The Datasets page holds three kinds of evidence corpora. The battery sets (HarmBench, OWASP LLM Top 10, MITRE ATLAS samples) ship with the product and are visible to every account. Your uploaded sets are JSONL or CSV files of test cases — prompt, expected behavior, fault class — validated row-by-row at upload (a malformed row blocks the upload with the exact line and reason; nothing partial is stored). Regression sets accumulate automatically: every failing probe from an audit of your agent is upserted into that agent’s regression set (capped at the most-recent 200 cases per agent, newest kept), so the cases that caught it once run again next time.

Run any audit with a dataset from the wizard — its rows join the synthetic battery, and the signed report cover names the dataset it ran with.

§6

Read the evidence

Each finished audit files its artifacts. The signed PDF carries the verdict table, the root-cause clusters, the locked residency paragraph, and the Ed25519 signature fingerprint — verify it offline with the signature sidecar. The hardening recipe is also downloadable as Markdown.
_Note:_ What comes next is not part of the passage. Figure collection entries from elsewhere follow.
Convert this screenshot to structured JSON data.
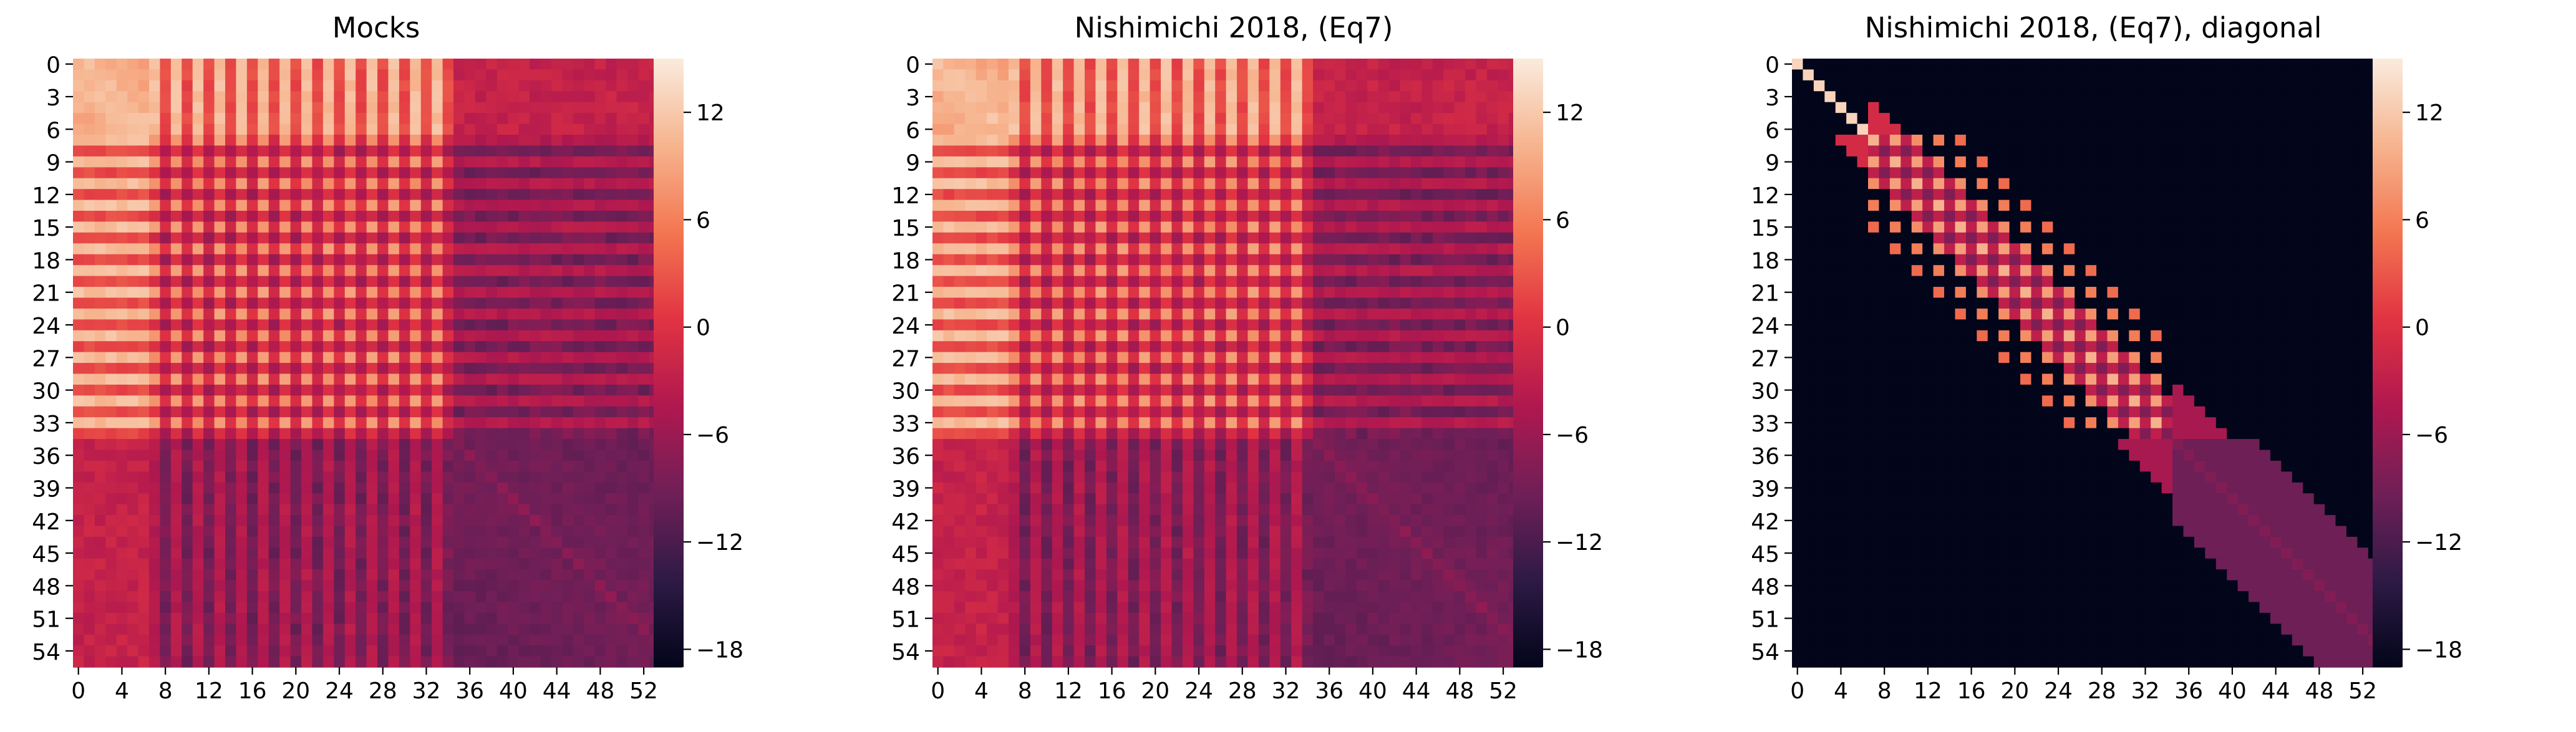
{
  "chart_data": [
    {
      "type": "heatmap",
      "title": "Mocks",
      "variant": "full",
      "size": 56,
      "xticks": [
        "0",
        "4",
        "8",
        "12",
        "16",
        "20",
        "24",
        "28",
        "32",
        "36",
        "40",
        "44",
        "48",
        "52"
      ],
      "yticks": [
        "0",
        "3",
        "6",
        "9",
        "12",
        "15",
        "18",
        "21",
        "24",
        "27",
        "30",
        "33",
        "36",
        "39",
        "42",
        "45",
        "48",
        "51",
        "54"
      ],
      "colorbar": {
        "range": [
          -19,
          15
        ],
        "ticks": [
          "12",
          "6",
          "0",
          "−6",
          "−12",
          "−18"
        ],
        "tick_values": [
          12,
          6,
          0,
          -6,
          -12,
          -18
        ]
      }
    },
    {
      "type": "heatmap",
      "title": "Nishimichi 2018, (Eq7)",
      "variant": "full",
      "size": 56,
      "xticks": [
        "0",
        "4",
        "8",
        "12",
        "16",
        "20",
        "24",
        "28",
        "32",
        "36",
        "40",
        "44",
        "48",
        "52"
      ],
      "yticks": [
        "0",
        "3",
        "6",
        "9",
        "12",
        "15",
        "18",
        "21",
        "24",
        "27",
        "30",
        "33",
        "36",
        "39",
        "42",
        "45",
        "48",
        "51",
        "54"
      ],
      "colorbar": {
        "range": [
          -19,
          15
        ],
        "ticks": [
          "12",
          "6",
          "0",
          "−6",
          "−12",
          "−18"
        ],
        "tick_values": [
          12,
          6,
          0,
          -6,
          -12,
          -18
        ]
      }
    },
    {
      "type": "heatmap",
      "title": "Nishimichi 2018, (Eq7), diagonal",
      "variant": "diagonal",
      "size": 56,
      "xticks": [
        "0",
        "4",
        "8",
        "12",
        "16",
        "20",
        "24",
        "28",
        "32",
        "36",
        "40",
        "44",
        "48",
        "52"
      ],
      "yticks": [
        "0",
        "3",
        "6",
        "9",
        "12",
        "15",
        "18",
        "21",
        "24",
        "27",
        "30",
        "33",
        "36",
        "39",
        "42",
        "45",
        "48",
        "51",
        "54"
      ],
      "colorbar": {
        "range": [
          -19,
          15
        ],
        "ticks": [
          "12",
          "6",
          "0",
          "−6",
          "−12",
          "−18"
        ],
        "tick_values": [
          12,
          6,
          0,
          -6,
          -12,
          -18
        ]
      }
    }
  ],
  "colors": {
    "colormap": [
      "#03051a",
      "#2e1a45",
      "#701f57",
      "#b0184f",
      "#e13342",
      "#f37651",
      "#f6b48e",
      "#faebdd"
    ]
  }
}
Every failure links to its span-level evidence in Arize Phoenix — the trace is the source of truth, the report is the signed summary of it.

§7

File fixes as a GitLab merge request

Connect your GitLab account from Settings — a standard OAuth authorization, no tokens to paste. Filing is review-first: after you have read a hardening recipe, choose “File as GitLab MR” on the recipe page, pick one of your projects, and the MR is opened with your GitLab identity — the button becomes a “GitLab MR ↗” link to it. The MR only adds files under phoenix-audit/ in the project you chose — prompt patches, validation diffs and regression tests as reviewable files. Phoenix Audit never reads or modifies your code, and nothing is ever filed automatically.

§8

Email delivery

Two delivery moments. “Email me this report” on any finished report sends the signed PDF to your account address as an attachment, with a fresh download link in the body. And monitoring schedules with email delivery enabled send a verdict summary to the recipient on the schedule every time a scheduled audit finishes — including a loud failure notice when a run crashes, because a silent inbox must never read as “all healthy”.
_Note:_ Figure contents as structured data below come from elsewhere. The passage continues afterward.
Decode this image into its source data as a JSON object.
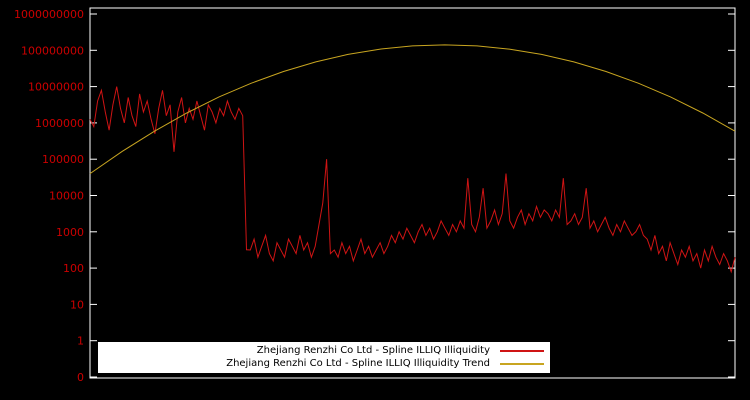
{
  "colors": {
    "background": "#000000",
    "frame": "#ffffff",
    "axis_text": "#cc0000",
    "illiq": "#cf1414",
    "trend": "#c8a520",
    "legend_bg": "#ffffff",
    "legend_text": "#000000"
  },
  "y_axis": {
    "tick_labels": [
      "1000000000",
      "100000000",
      "10000000",
      "1000000",
      "100000",
      "10000",
      "1000",
      "100",
      "10",
      "1",
      "0"
    ]
  },
  "legend": {
    "items": [
      {
        "label": "Zhejiang Renzhi Co Ltd - Spline ILLIQ Illiquidity"
      },
      {
        "label": "Zhejiang Renzhi Co Ltd - Spline ILLIQ Illiquidity Trend"
      }
    ]
  },
  "chart_data": {
    "type": "line",
    "title": "",
    "xlabel": "",
    "ylabel": "",
    "y_scale": "log10",
    "y_ticks": [
      1000000000,
      100000000,
      10000000,
      1000000,
      100000,
      10000,
      1000,
      100,
      10,
      1,
      0
    ],
    "grid": false,
    "legend_position": "bottom-center",
    "series": [
      {
        "name": "Zhejiang Renzhi Co Ltd - Spline ILLIQ Illiquidity",
        "color": "#cf1414",
        "values": [
          1260000,
          790000,
          4000000,
          7900000,
          2000000,
          630000,
          3160000,
          10000000,
          2510000,
          1000000,
          5010000,
          1580000,
          790000,
          6310000,
          2000000,
          4000000,
          1260000,
          500000,
          2510000,
          7900000,
          1580000,
          3160000,
          160000,
          2000000,
          5010000,
          1000000,
          2510000,
          1260000,
          4000000,
          1580000,
          630000,
          3160000,
          2000000,
          1000000,
          2510000,
          1580000,
          4000000,
          2000000,
          1260000,
          2510000,
          1580000,
          320,
          316,
          631,
          200,
          398,
          794,
          251,
          158,
          501,
          316,
          200,
          631,
          398,
          251,
          794,
          316,
          501,
          200,
          398,
          1585,
          6310,
          100000,
          251,
          316,
          200,
          501,
          251,
          398,
          158,
          316,
          631,
          251,
          398,
          200,
          316,
          501,
          251,
          398,
          794,
          501,
          1000,
          631,
          1259,
          794,
          501,
          1000,
          1585,
          794,
          1259,
          631,
          1000,
          1995,
          1259,
          794,
          1585,
          1000,
          1995,
          1259,
          30000,
          1585,
          1000,
          2512,
          15850,
          1259,
          1995,
          3981,
          1585,
          3162,
          40000,
          1995,
          1259,
          2512,
          3981,
          1585,
          3162,
          1995,
          5012,
          2512,
          3981,
          3162,
          1995,
          3981,
          2512,
          30000,
          1585,
          1995,
          3162,
          1585,
          2512,
          15850,
          1259,
          1995,
          1000,
          1585,
          2512,
          1259,
          794,
          1585,
          1000,
          1995,
          1259,
          794,
          1000,
          1585,
          794,
          631,
          316,
          794,
          251,
          398,
          158,
          501,
          251,
          126,
          316,
          200,
          398,
          158,
          251,
          100,
          316,
          158,
          398,
          200,
          126,
          251,
          158,
          79,
          200
        ]
      },
      {
        "name": "Zhejiang Renzhi Co Ltd - Spline ILLIQ Illiquidity Trend",
        "color": "#c8a520",
        "values": [
          40000,
          165000,
          590000,
          1870000,
          5200000,
          12400000,
          26000000,
          48000000,
          77000000,
          108000000,
          132000000,
          141000000,
          132000000,
          108000000,
          77000000,
          48000000,
          26000000,
          12400000,
          5200000,
          1870000,
          590000
        ]
      }
    ]
  }
}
The email-me-this-report action on a signed report

§9

Monitor continuously

Monitoring schedules re-run the battery hourly or daily (EU AI Act Article 72 post-market monitoring). Scheduled runs land in your registry tagged “scheduled”, and email summaries deliver the verdict counts plus the signed-report link to the recipient address on the schedule.

§10

Sample data vs your data

The stat blocks count your real audits only. Rows marked SAMPLE are REAL audits of the deployed demo target — seeded through the same pipeline as yours and visible to every account so a fresh register is never empty. They are labeled everywhere they appear and never inflate your stats. The public demo replay at /replay plays the newest seeded run’s recorded timeline.

§11

Auth & privacy

Public: the landing page, the demo replay, and this documentation. Private: everything else — your audits, agents, schedules, datasets and settings are scoped to your account and invisible to anyone else. Sample runs are the one deliberate exception: ownerless, read-only, labeled.
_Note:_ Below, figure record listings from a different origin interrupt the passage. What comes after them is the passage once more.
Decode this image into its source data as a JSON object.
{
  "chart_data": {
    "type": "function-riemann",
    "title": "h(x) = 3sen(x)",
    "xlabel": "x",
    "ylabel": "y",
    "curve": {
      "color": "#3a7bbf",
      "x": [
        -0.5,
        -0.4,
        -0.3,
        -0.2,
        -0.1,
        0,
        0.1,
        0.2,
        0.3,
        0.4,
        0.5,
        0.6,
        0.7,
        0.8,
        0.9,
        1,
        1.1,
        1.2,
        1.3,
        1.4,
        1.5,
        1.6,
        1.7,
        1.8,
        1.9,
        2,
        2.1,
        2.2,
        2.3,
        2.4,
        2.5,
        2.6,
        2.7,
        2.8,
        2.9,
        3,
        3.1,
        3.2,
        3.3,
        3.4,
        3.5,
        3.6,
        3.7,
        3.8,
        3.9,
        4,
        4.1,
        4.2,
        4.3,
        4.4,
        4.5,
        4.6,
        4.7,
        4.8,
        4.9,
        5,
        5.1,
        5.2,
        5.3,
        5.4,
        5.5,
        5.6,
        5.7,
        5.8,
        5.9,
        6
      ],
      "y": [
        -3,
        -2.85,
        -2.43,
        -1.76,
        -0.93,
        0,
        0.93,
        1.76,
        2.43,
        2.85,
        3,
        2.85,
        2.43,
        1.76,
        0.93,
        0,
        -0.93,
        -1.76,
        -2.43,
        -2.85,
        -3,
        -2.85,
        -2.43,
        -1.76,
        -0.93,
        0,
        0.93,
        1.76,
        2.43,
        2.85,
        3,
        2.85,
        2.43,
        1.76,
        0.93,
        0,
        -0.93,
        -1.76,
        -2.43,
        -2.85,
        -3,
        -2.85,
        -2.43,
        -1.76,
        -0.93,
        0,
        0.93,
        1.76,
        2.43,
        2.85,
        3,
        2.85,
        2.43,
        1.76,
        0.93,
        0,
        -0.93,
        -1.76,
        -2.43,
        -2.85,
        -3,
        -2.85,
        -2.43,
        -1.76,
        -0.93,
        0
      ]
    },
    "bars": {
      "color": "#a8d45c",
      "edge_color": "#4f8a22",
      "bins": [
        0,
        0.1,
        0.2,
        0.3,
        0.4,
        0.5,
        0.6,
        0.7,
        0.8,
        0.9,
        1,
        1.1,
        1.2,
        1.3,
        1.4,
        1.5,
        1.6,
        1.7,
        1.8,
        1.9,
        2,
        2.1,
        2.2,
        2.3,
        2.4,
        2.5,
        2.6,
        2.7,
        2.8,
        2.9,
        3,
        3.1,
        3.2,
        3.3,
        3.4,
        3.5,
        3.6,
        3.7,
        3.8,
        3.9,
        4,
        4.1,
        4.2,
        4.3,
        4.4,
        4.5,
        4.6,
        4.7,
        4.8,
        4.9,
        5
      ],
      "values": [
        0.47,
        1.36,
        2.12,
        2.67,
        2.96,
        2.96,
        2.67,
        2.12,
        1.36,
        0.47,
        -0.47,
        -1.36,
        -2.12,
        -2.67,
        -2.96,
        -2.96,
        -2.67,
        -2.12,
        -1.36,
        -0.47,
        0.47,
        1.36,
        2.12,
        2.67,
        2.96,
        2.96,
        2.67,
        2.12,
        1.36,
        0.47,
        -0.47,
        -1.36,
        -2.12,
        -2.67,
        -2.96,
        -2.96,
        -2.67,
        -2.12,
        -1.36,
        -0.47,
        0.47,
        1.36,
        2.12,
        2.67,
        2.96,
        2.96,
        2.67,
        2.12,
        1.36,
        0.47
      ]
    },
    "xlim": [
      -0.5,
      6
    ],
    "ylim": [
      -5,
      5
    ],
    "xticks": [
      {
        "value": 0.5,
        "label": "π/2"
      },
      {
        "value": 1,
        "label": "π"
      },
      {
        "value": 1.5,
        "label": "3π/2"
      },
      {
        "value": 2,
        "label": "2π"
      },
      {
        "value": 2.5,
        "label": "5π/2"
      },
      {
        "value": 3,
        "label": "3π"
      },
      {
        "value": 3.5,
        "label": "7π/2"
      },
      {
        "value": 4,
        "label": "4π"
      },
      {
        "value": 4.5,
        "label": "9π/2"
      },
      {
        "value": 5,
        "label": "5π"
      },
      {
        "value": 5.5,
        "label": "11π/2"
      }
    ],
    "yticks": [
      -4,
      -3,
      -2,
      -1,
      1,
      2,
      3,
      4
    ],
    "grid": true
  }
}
Data residency is stated on every signed report and renders verbatim: “Audit traces are retained in Phoenix Audit’s hosted Phoenix project for 24 hours after this report’s cryptographic signature is emitted, then cryptographically erased via Cloud KMS key-shred. Phoenix Audit acts as a GDPR Article 28 data processor for the duration of the retention window. This signed PDF is the durable artifact; all underlying probe-and-response data is destroyed after the retention window closes.”